The concensus algorithm used for Ethereum is called Ethash. Ethash is a proof of work (PoW) algorithm, modified from the Bitcoin PoW algorithm. The algorithm is needed to secure the blockchain, by making it very difficult to change it. There is a very good blog post that gives a simple explanation of why proof of work is needed.
Design
Ethash is designed to make is very easy to verify if a proof is correct. It’s also designed so that mining is not easy to optimize, and running it on your own computer should not be too much slower than running it on specialized hardware. This is done by making the algorithm very memory (GPU RAM / VRAM) intensive, and there is not much difference in speed between consumer RAM and specialized RAM in GPU’s. This property is very important, because it decreases the centralization of the network, by allowing more people to participate.
See Ethash Design Rationale for more details on this.
The algorithm
The PoW algorithm works as follows:
- create a seed, based on the current epoch (a new epoch start every 30,000 blocks)
- create a cache filled with pseudo random data, from the seed (the same for everyone)
- mix the block header and a random nonce together with items from cache to create a ‘mix digest’
- if the answer is not correct, we increase the nonce and try again (lots of times)
- if the mix digest is correct, we can send out our proof and collect a mining reward
This mix digest, can then be easily verified by anyone, by taking the block header and nonce and doing the same process to see if we get the same mix digest.
Implementation
For exact details you can visit the Ethash page on the ethereum wiki. I used the python code in the wiki to create a TypeScript implementation, and ended up with the following methods:
- getSeed (blockNumber: number)
- getCacheSize (blockNumber: number)
- getFullSize (blockNumber: number)
- generateCache (cacheSize: number, seed: Buffer): Buffer[]
- hashimoto(cache: Buffer[], header: Buffer, nonce: Buffer, fullSize: number)
We can then verify a block like this:
const seed = getSeed(blockNumber);
const cacheSize = getCacheSize(blockNumber);
const fullSize = getFullSize(blockNumber);
const cache = generateCache(cacheSize, cache);
const {blockNonce, difficulty, mixDigest: headerMixDigest} = block.parsedHeader();
const {mixDigest, result} = hashimoto(cache, block.powHash(), block.blockNonce(), fullSize);
const verified = block.mixDigest().equals(mixDigest) && bufferToBigInt(result) < (2n ** 256n) / block.difficulty();
As you can see, we also need to check if the result of the hashimoto algorithm is within the current difficulty.
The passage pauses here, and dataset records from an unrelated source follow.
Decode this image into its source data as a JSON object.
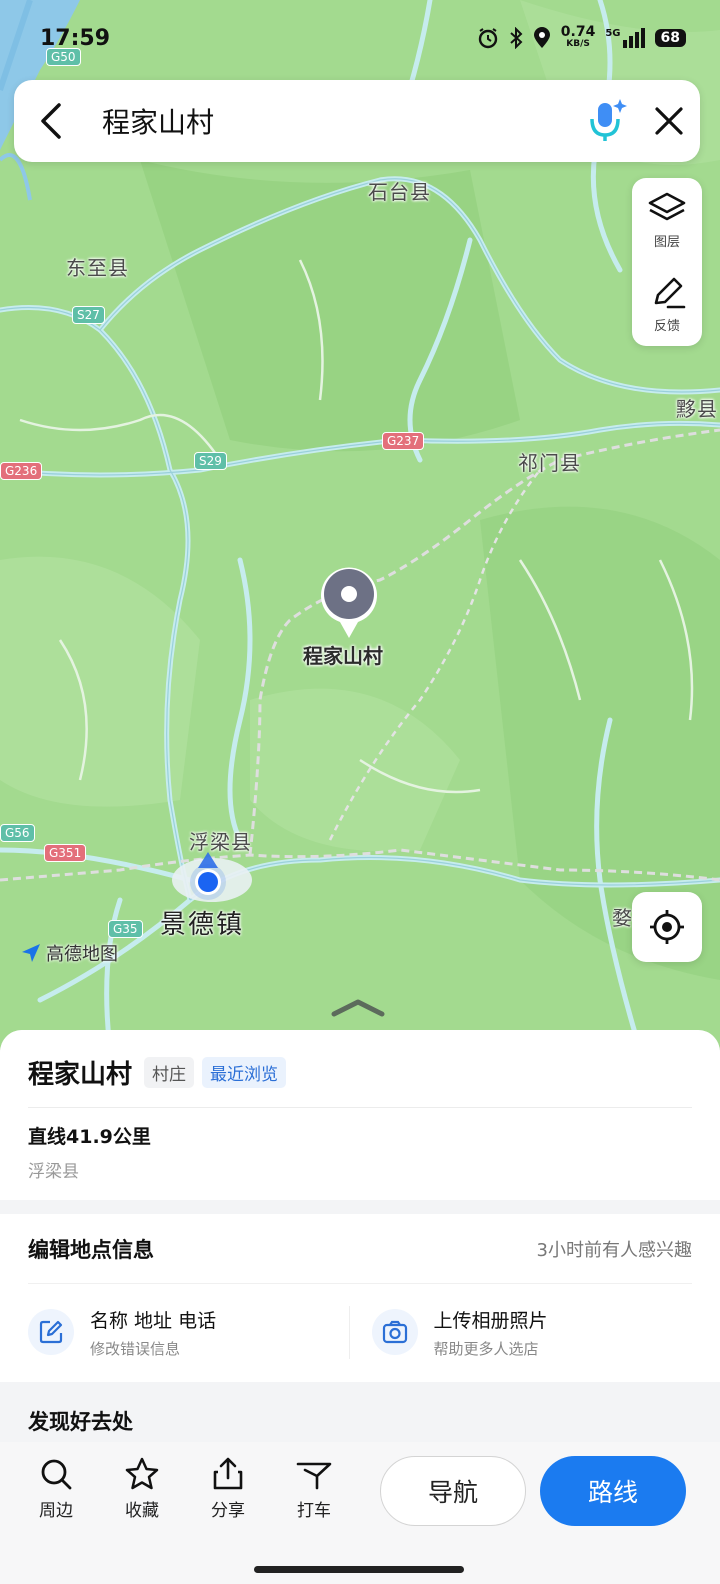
{
  "status_bar": {
    "time": "17:59",
    "speed_value": "0.74",
    "speed_unit": "KB/S",
    "network": "5G",
    "battery": "68",
    "icons": [
      "alarm-icon",
      "bluetooth-icon",
      "location-icon",
      "signal-icon",
      "battery-icon"
    ]
  },
  "search": {
    "query": "程家山村",
    "icons": [
      "back-arrow-icon",
      "voice-mic-icon",
      "close-icon"
    ]
  },
  "map_tools": {
    "layers_label": "图层",
    "feedback_label": "反馈"
  },
  "map": {
    "labels": {
      "shitai": "石台县",
      "dongzhi": "东至县",
      "yixian": "黟县",
      "qimen": "祁门县",
      "fuliang": "浮梁县",
      "jingdezhen": "景德镇",
      "wu": "婺"
    },
    "road_tags": {
      "g50": "G50",
      "s27": "S27",
      "g237": "G237",
      "s29": "S29",
      "g236": "G236",
      "g56": "G56",
      "g351": "G351",
      "g35": "G35"
    },
    "marker_label": "程家山村",
    "brand": "高德地图",
    "colors": {
      "land": "#9fd88b",
      "expressway": "#bfe6ea",
      "province_border": "#d9d9d9"
    }
  },
  "place": {
    "name": "程家山村",
    "type_tag": "村庄",
    "recent_tag": "最近浏览",
    "distance": "直线41.9公里",
    "county": "浮梁县"
  },
  "edit_info": {
    "title": "编辑地点信息",
    "hint": "3小时前有人感兴趣",
    "item1_title": "名称 地址 电话",
    "item1_sub": "修改错误信息",
    "item2_title": "上传相册照片",
    "item2_sub": "帮助更多人选店"
  },
  "discover_title": "发现好去处",
  "actions": {
    "nearby": "周边",
    "favorite": "收藏",
    "share": "分享",
    "taxi": "打车",
    "navigate": "导航",
    "route": "路线"
  }
}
This difficulty is adjusted over time to keep the average block time at 13 seconds. This graph shows the difficulty over the entire lifespan of the ethereum network:
Performance
Creating the cache is the slowest part and takes between 15 and 45 seconds, depending on the cache size. A few years ago the cache size was much smaller (around 16MB), but it has since grown to over 45MB. Luckily though, this only has to be done once every epoch (30,000 blocks). Also, since the cache is only dependent on the epoch number, this can be generated in advance. By using worker threads in Node.js, we can even do this in parallel, without blocking the current thread.
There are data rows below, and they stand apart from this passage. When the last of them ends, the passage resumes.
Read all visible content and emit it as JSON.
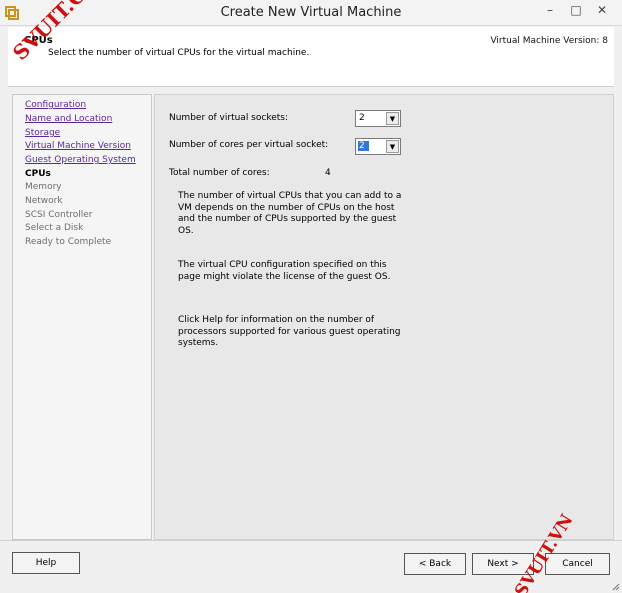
{
  "window": {
    "title": "Create New Virtual Machine",
    "minimize_glyph": "–",
    "maximize_glyph": "□",
    "close_glyph": "✕"
  },
  "header": {
    "title": "CPUs",
    "description": "Select the number of virtual CPUs for the virtual machine.",
    "version": "Virtual Machine Version: 8"
  },
  "nav": {
    "items": [
      {
        "label": "Configuration",
        "state": "completed"
      },
      {
        "label": "Name and Location",
        "state": "completed"
      },
      {
        "label": "Storage",
        "state": "completed"
      },
      {
        "label": "Virtual Machine Version",
        "state": "completed"
      },
      {
        "label": "Guest Operating System",
        "state": "completed"
      },
      {
        "label": "CPUs",
        "state": "current"
      },
      {
        "label": "Memory",
        "state": "pending"
      },
      {
        "label": "Network",
        "state": "pending"
      },
      {
        "label": "SCSI Controller",
        "state": "pending"
      },
      {
        "label": "Select a Disk",
        "state": "pending"
      },
      {
        "label": "Ready to Complete",
        "state": "pending"
      }
    ]
  },
  "form": {
    "sockets_label": "Number of virtual sockets:",
    "sockets_value": "2",
    "cores_label": "Number of cores per virtual socket:",
    "cores_value": "2",
    "total_label": "Total number of cores:",
    "total_value": "4",
    "dropdown_glyph": "▼"
  },
  "info": {
    "para1": "The number of virtual CPUs that you can add to a VM depends on the number of CPUs on the host and the number of CPUs supported by the guest OS.",
    "para2": "The virtual CPU configuration specified on this page might violate the license of the guest OS.",
    "para3": "Click Help for information on the number of processors supported for various guest operating systems."
  },
  "footer": {
    "help": "Help",
    "back": "< Back",
    "next": "Next >",
    "cancel": "Cancel"
  },
  "watermarks": {
    "top_left": "SVUIT.COM",
    "bottom_right": "SVUIT.VN"
  },
  "colors": {
    "link": "#5b2a9a",
    "selection": "#3378d8",
    "watermark": "#cc1111"
  }
}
Verifying blocks takes on average 45ms per block. This seems fast, but quickly adds up when syncing the blockchain. It takes around 22 minutes to verify 30,000 blocks. And with around 15,000,000 blocks at the time of writing, this adds up to 187.5 hours. Doing this on several threads while synchronizing could save a lot of time and might be worth implementing.
Improvements
There is only a finite set of possible combinations that can be grabbed from the cache. This set is called the dataset in the documentation, and currently has a size of about 4GB. If you where to precalculate this set, it would be much quicker to do the verification or mining. The dataset takes a really long time to generate though, and according to my calculations, it’s not worth it for just the verification. When implementing the mining algorithm, this might be worth looking into.